Diana Wynne Jones has already written twice about the country of Dalemark. In this new, and remarkable, book [The Spellcoats] she explores some of its prehistory, the archaeological evidence for which consists of two woven coats into which a narrative had been worked. The Spellcoats is the story of that weaving and of the weaver.
Stories of imagined worlds are acceptable only so far as they present inhabitants with whom we can feel some bond of sympathy. Miss Wynne Jones captures our interest and concern from the first page. Here is a united and reasonably happy family, father and three boys, two girls, living in a small and mainly hostile community, the village of Shelling. This stands on the bank of [a] river, and the river dominates their lives and puts a bound to their experience. War comes to the country, and father and the eldest son go off to fight for the King. (pp. 221-22)
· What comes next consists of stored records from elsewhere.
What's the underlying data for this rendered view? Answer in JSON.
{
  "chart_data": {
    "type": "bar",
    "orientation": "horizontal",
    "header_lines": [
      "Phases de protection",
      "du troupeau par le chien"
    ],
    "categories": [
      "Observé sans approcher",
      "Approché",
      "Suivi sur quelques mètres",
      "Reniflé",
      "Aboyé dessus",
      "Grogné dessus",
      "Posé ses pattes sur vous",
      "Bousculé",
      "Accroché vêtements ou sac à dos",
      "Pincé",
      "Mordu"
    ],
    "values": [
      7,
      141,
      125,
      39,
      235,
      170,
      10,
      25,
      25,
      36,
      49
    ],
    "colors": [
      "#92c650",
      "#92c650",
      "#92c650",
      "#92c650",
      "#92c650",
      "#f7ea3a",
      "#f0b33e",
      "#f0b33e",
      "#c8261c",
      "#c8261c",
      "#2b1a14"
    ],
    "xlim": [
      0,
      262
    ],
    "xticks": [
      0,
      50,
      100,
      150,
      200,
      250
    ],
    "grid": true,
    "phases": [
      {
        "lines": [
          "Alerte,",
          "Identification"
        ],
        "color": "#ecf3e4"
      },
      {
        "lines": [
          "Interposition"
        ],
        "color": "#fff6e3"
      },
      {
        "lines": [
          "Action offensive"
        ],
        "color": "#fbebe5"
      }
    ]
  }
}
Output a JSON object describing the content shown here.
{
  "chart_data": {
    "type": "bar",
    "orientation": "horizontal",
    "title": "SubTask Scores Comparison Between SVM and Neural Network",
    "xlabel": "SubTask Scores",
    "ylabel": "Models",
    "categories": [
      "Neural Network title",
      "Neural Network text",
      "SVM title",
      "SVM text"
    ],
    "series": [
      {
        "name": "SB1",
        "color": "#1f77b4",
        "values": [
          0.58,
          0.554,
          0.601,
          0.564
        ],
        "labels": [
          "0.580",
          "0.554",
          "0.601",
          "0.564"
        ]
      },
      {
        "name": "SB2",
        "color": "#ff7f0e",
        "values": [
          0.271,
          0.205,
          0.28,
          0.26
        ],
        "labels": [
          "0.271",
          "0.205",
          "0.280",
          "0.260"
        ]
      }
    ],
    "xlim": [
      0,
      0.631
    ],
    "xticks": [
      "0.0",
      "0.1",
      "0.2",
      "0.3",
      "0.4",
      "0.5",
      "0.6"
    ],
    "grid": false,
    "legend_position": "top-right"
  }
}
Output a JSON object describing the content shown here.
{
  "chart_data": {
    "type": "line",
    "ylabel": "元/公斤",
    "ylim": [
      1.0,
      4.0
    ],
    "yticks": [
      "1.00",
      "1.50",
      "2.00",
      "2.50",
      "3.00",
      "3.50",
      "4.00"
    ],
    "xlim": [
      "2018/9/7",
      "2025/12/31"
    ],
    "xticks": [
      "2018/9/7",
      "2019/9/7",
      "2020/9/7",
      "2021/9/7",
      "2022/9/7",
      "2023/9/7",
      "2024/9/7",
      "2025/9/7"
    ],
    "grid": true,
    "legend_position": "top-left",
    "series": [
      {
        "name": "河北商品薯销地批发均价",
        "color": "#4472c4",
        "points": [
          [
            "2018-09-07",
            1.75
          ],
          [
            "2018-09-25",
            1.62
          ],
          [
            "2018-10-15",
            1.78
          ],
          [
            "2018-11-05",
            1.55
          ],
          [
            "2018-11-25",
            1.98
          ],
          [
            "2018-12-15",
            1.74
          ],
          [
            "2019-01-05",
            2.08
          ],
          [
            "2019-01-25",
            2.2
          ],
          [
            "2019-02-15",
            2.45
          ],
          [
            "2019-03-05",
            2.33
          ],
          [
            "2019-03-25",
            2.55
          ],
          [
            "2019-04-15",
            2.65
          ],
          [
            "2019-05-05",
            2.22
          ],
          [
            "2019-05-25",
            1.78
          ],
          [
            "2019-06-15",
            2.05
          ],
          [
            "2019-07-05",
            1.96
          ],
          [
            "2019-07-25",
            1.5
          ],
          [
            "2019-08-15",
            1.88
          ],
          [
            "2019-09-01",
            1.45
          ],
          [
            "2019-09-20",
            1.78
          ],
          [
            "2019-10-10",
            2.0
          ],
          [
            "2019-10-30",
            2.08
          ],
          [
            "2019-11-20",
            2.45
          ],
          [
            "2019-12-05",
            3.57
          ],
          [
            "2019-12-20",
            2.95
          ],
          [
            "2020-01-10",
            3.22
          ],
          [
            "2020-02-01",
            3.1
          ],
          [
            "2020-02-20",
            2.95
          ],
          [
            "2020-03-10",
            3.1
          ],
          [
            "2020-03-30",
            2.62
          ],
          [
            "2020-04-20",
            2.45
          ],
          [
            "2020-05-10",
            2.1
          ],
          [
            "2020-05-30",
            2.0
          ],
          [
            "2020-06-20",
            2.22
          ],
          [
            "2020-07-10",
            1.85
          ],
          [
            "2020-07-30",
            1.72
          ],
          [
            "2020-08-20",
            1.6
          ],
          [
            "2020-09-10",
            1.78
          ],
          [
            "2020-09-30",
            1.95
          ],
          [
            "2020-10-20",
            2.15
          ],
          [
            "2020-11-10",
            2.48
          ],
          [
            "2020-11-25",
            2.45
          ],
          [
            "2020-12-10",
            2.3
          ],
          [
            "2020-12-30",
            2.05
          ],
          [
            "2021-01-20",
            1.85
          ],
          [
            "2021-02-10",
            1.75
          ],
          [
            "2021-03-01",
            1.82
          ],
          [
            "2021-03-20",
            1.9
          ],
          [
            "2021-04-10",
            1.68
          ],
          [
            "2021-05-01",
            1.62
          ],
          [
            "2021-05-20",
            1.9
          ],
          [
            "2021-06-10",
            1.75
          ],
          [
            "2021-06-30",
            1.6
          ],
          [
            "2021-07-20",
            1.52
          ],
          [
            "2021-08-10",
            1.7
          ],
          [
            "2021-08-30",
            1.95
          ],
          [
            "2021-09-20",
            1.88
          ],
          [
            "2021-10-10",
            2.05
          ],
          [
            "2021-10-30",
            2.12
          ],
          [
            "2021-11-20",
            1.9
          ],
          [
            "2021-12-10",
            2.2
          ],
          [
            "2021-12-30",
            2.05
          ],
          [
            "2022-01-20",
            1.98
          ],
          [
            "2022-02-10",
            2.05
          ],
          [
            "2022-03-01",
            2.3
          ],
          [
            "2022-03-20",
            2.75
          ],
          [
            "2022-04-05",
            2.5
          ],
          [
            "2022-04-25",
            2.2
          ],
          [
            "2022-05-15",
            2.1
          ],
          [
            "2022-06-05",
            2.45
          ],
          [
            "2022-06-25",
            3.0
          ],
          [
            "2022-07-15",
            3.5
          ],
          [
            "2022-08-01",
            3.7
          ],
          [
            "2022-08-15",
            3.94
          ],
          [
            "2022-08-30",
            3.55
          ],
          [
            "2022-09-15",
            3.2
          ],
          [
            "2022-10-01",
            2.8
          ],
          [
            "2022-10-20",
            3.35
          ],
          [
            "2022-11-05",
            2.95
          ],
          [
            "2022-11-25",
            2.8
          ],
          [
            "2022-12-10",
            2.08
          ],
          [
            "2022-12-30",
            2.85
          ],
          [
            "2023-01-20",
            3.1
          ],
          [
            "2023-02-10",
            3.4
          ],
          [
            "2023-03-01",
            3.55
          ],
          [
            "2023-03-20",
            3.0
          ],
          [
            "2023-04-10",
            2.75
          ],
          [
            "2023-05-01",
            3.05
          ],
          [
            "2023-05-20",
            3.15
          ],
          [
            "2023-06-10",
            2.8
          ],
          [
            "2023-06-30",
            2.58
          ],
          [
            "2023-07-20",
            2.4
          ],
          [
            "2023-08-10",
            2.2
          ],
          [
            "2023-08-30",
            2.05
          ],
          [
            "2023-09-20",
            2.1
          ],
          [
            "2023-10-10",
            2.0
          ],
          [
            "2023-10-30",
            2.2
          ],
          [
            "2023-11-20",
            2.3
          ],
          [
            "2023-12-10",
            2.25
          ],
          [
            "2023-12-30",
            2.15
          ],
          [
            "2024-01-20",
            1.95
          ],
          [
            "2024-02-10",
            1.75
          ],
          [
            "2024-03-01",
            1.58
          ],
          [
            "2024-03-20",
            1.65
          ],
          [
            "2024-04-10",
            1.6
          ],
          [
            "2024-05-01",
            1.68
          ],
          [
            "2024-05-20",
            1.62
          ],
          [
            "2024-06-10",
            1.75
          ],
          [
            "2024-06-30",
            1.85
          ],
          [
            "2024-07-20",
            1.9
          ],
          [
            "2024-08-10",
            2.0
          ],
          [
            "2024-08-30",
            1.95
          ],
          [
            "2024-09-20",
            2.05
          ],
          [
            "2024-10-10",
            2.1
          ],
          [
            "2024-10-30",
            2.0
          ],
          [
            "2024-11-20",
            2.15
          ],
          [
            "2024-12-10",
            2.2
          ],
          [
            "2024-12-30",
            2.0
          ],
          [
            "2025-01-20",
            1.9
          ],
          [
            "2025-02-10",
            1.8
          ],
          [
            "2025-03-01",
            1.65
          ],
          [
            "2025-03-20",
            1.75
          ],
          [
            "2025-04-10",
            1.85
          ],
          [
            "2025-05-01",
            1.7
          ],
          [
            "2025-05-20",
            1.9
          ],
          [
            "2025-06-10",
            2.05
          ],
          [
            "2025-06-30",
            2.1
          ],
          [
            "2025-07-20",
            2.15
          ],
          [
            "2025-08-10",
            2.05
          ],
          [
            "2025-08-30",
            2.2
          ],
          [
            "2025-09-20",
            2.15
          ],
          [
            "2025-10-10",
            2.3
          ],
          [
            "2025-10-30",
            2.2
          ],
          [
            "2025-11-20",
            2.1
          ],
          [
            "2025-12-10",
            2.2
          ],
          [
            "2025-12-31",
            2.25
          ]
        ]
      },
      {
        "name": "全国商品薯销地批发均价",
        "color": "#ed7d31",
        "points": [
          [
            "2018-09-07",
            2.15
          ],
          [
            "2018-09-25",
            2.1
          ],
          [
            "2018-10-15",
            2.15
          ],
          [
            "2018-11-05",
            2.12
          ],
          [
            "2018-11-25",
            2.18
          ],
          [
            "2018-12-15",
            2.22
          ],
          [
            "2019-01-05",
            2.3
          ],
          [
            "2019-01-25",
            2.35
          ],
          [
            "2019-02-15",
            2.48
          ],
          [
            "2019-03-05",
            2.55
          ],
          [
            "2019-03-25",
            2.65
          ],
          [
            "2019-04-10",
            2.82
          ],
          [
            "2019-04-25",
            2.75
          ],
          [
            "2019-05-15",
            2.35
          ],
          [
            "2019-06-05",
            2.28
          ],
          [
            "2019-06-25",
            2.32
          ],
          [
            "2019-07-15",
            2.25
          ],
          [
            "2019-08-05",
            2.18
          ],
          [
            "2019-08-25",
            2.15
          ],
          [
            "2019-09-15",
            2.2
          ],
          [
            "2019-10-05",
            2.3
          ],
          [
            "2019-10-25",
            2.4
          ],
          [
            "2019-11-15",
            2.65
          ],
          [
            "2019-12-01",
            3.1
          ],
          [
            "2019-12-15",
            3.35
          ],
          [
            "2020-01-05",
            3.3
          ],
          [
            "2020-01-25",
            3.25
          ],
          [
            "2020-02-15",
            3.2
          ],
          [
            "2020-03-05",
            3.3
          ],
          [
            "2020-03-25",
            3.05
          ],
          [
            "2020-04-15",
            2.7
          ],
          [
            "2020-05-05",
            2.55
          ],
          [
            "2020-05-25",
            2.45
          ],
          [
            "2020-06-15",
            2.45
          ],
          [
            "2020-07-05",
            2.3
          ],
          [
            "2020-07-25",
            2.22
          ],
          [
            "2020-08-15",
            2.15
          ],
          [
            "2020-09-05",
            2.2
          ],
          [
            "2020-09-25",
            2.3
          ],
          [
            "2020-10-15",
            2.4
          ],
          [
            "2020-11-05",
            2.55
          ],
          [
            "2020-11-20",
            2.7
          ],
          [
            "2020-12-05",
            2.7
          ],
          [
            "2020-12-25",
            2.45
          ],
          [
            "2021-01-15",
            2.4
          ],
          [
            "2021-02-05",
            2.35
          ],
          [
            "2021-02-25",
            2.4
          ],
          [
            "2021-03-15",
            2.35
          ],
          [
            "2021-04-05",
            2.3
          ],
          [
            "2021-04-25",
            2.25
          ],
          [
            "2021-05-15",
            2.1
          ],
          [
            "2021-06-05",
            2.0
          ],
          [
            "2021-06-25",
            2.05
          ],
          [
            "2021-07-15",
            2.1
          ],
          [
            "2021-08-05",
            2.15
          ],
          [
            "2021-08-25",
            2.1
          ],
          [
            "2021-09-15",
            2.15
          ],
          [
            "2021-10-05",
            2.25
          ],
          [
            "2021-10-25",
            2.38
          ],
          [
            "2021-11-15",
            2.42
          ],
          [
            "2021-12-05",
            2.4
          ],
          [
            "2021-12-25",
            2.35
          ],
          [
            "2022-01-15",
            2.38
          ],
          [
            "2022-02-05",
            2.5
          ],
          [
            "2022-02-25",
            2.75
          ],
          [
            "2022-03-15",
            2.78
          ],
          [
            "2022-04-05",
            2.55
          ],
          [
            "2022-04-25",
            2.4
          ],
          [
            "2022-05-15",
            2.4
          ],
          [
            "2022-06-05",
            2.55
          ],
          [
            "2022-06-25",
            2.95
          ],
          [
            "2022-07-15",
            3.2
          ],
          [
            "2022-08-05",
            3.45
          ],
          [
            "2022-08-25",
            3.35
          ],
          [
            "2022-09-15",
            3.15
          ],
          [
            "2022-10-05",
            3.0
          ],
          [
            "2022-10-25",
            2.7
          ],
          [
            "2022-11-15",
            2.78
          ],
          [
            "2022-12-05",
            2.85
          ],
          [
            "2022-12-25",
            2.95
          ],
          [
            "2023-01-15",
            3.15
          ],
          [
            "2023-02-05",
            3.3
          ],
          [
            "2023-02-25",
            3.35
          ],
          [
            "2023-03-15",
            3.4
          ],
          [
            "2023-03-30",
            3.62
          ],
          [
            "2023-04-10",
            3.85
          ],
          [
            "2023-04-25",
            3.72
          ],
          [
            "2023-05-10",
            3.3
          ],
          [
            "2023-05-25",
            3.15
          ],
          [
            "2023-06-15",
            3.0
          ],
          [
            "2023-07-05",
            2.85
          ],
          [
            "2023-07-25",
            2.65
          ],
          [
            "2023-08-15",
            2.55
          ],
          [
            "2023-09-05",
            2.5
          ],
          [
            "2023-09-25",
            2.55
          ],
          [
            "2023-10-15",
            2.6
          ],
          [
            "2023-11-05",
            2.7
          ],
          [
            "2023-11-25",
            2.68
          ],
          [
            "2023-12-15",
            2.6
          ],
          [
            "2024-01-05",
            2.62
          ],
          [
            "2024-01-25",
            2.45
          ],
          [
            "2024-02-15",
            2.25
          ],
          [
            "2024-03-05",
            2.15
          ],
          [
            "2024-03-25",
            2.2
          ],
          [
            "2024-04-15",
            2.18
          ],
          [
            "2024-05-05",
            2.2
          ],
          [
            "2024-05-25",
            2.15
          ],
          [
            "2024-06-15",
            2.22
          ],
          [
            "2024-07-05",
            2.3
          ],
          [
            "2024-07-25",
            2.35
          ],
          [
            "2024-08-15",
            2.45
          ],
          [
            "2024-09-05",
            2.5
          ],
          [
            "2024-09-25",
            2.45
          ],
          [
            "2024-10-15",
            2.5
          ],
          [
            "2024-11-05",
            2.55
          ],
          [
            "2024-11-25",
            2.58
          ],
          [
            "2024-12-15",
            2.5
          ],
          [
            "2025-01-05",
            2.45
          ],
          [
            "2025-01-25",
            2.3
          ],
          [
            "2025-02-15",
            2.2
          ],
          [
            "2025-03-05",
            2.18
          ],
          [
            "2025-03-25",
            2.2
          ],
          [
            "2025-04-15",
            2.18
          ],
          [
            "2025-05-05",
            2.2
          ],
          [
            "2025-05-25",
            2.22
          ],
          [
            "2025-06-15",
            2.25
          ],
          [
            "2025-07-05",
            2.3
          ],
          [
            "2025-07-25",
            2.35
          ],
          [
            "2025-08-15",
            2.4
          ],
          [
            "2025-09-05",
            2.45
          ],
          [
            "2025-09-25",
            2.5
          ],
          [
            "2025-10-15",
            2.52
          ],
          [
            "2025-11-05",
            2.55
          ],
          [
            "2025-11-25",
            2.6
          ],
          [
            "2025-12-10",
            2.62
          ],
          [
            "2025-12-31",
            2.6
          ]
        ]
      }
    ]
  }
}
In the adventures which follow, supernatural forces and dark magic are skilfully balanced against the everyday quarrels, affections and fun of family life. These are seen through the eyes of Tanaqui, the weaver, a girl of character whose role is to be the intermediary between the living and the dead. She, for all her impatience and quick temper, has the gift of seeing both sides of the story, and through her the fortunes of natives and Heathen are united against a common enemy.
There are some spine-chilling moments and a fine climax, and a conclusion which is not too tidy, leaving the imagination many loose ends to work upon. In fact this is one of those books which goes on in the mind long after the last page has been scanned. If such are to your taste, you have to thank Miss Wynne Jones' philosophy as much as her knowledge of character and her skill in narrative. It is a big book, long and continuously demanding of attention and a degree of surrender. (p. 222)
Marcus Crouch, in his review of "The Spellcoats," in The Junior Bookshelf, Vol. 43, No. 4, August, 1979, pp. 221-22.